Investigating Fluid Flow and Subsurface Structure of Saribogha Mud Volcano Through A Multi-Geophysical Survey

Mud volcanoes are sedimentary structures that extrude clay-rich material driven by fluid overpressure. Their subsurface properties, including porosity, permeability, and fluid content, vary laterally and vertically, influencing fluid circulation and eruptive behaviour. Imaging these heterogeneities is essential to assess environmental and geological hazards, such as landslides, sudden gas emissions, and ground deformation.

A multi-method geophysical survey was conducted on the Saribogha mud volcano (Azerbaijan), selected for its numerous small eruptive surface features (pools, salsa lakes, and gryphons). The dataset includes three electrical resistivity tomography (ERT) profiles, 20 time-domain electromagnetic (TDEM) soundings, and a gravity survey covering the entire area.

The data show low noise levels and are consistent with typical mud-volcano responses. The gravity map reveals an anomaly near zero along an east–west axis, with higher positive values to the north and south. A localized negative anomaly occurs to the west along the axis, coincident with an abundance of surface effusive features. This area also corresponds to highly conductive zones in both ERT and TDEM datasets, which, despite differing resolutions, show similar conductivity patterns. At greater depth (~60 m), both methods show a contrast between a less conductive northern sector and a more conductive southwestern sector. Although the geophysical contrasts are weak, positive gravity anomalies and less conductive zones likely reflect sandstone host rock or consolidated mud, while negative anomalies and more conductive areas indicate fluid accumulation and pathways.
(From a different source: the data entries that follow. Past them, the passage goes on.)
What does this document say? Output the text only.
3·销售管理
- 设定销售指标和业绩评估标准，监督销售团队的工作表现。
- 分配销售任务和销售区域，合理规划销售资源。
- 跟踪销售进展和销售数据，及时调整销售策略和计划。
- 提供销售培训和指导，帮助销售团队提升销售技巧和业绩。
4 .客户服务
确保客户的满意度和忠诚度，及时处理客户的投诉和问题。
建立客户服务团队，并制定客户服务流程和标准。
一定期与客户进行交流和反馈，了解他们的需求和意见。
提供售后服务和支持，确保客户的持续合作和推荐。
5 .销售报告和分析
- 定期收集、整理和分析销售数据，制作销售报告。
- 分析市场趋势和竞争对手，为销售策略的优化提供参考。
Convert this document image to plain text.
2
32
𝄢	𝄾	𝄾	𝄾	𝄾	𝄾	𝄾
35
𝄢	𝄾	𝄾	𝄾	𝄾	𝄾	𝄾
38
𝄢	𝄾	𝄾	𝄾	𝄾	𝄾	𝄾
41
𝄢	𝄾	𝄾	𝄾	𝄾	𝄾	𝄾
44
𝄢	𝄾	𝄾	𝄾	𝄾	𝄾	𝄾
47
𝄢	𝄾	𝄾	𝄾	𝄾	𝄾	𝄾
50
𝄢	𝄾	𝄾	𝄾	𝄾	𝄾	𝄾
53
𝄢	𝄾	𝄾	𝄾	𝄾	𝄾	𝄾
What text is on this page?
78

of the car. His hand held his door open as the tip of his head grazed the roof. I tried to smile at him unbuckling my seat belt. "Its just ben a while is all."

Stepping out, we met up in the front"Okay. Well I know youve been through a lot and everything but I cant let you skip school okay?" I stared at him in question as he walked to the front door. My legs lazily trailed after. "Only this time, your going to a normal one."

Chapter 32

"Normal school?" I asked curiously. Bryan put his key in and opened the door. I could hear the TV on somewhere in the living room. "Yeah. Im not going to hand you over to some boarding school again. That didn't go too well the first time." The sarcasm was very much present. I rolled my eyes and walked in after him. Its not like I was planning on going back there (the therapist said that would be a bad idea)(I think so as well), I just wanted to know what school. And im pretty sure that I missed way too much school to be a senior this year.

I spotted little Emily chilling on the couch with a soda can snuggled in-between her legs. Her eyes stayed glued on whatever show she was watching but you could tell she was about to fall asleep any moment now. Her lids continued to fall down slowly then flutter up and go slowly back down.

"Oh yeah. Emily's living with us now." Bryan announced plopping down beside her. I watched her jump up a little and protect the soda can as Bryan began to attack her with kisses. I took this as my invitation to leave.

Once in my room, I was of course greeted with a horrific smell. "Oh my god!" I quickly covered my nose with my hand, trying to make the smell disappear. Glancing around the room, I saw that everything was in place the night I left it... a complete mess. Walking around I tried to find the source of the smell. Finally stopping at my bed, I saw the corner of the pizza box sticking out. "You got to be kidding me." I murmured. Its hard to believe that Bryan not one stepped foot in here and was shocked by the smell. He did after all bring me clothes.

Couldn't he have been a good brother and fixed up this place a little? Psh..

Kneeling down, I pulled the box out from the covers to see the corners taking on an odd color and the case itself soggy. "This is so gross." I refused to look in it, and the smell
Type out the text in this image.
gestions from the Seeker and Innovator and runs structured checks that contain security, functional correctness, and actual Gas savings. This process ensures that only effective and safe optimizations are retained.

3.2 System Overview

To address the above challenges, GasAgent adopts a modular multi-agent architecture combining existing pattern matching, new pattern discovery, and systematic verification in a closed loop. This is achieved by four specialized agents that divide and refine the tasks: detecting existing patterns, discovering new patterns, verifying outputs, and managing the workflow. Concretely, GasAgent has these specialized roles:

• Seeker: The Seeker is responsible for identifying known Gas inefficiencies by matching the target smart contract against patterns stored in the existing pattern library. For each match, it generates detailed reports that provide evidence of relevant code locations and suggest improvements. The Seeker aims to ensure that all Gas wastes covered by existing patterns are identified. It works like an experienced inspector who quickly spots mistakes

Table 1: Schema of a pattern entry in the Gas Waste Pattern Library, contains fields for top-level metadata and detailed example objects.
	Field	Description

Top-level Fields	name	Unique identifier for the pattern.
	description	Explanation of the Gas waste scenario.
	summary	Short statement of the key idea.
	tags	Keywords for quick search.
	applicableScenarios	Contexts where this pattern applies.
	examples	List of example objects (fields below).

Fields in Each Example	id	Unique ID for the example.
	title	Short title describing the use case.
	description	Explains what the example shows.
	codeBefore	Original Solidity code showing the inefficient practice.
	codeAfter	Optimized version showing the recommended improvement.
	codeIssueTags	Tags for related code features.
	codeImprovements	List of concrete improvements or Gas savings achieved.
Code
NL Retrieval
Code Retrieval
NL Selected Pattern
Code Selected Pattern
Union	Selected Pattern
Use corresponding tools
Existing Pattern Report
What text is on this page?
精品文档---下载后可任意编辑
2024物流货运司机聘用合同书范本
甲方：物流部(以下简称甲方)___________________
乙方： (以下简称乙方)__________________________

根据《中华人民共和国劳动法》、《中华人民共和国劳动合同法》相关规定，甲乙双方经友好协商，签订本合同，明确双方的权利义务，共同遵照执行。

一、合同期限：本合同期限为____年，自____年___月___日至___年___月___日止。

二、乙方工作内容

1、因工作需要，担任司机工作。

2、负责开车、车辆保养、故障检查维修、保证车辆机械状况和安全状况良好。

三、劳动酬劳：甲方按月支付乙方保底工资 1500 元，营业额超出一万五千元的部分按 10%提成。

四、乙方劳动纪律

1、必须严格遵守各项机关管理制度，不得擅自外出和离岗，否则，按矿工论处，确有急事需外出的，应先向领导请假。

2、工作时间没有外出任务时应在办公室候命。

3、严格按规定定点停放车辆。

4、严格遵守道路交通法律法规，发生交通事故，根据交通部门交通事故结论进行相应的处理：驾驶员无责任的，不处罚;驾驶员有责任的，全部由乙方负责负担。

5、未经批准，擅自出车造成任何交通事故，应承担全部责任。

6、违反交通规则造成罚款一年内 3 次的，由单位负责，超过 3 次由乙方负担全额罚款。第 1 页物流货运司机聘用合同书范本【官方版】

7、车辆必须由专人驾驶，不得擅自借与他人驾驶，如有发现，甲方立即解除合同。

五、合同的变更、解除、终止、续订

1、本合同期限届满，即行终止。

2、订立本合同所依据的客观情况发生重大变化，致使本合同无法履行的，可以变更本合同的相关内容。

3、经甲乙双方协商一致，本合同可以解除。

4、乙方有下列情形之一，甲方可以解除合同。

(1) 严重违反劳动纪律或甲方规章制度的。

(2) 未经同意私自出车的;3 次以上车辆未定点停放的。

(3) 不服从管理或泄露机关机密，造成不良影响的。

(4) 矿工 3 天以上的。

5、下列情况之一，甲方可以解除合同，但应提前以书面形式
We propose a conceptual model in which deep fluids rise vertically from the southwestern sector, possibly from a shallow mud chamber, before spreading laterally beneath the surface. Interaction with a shallow perched aquifer, partly recharged by rainfall, may contribute to the high-water content of surface features. Ongoing gravity modelling aims to test the proposed mud-flow conceptual model by exploring subsurface geometry and density contrasts.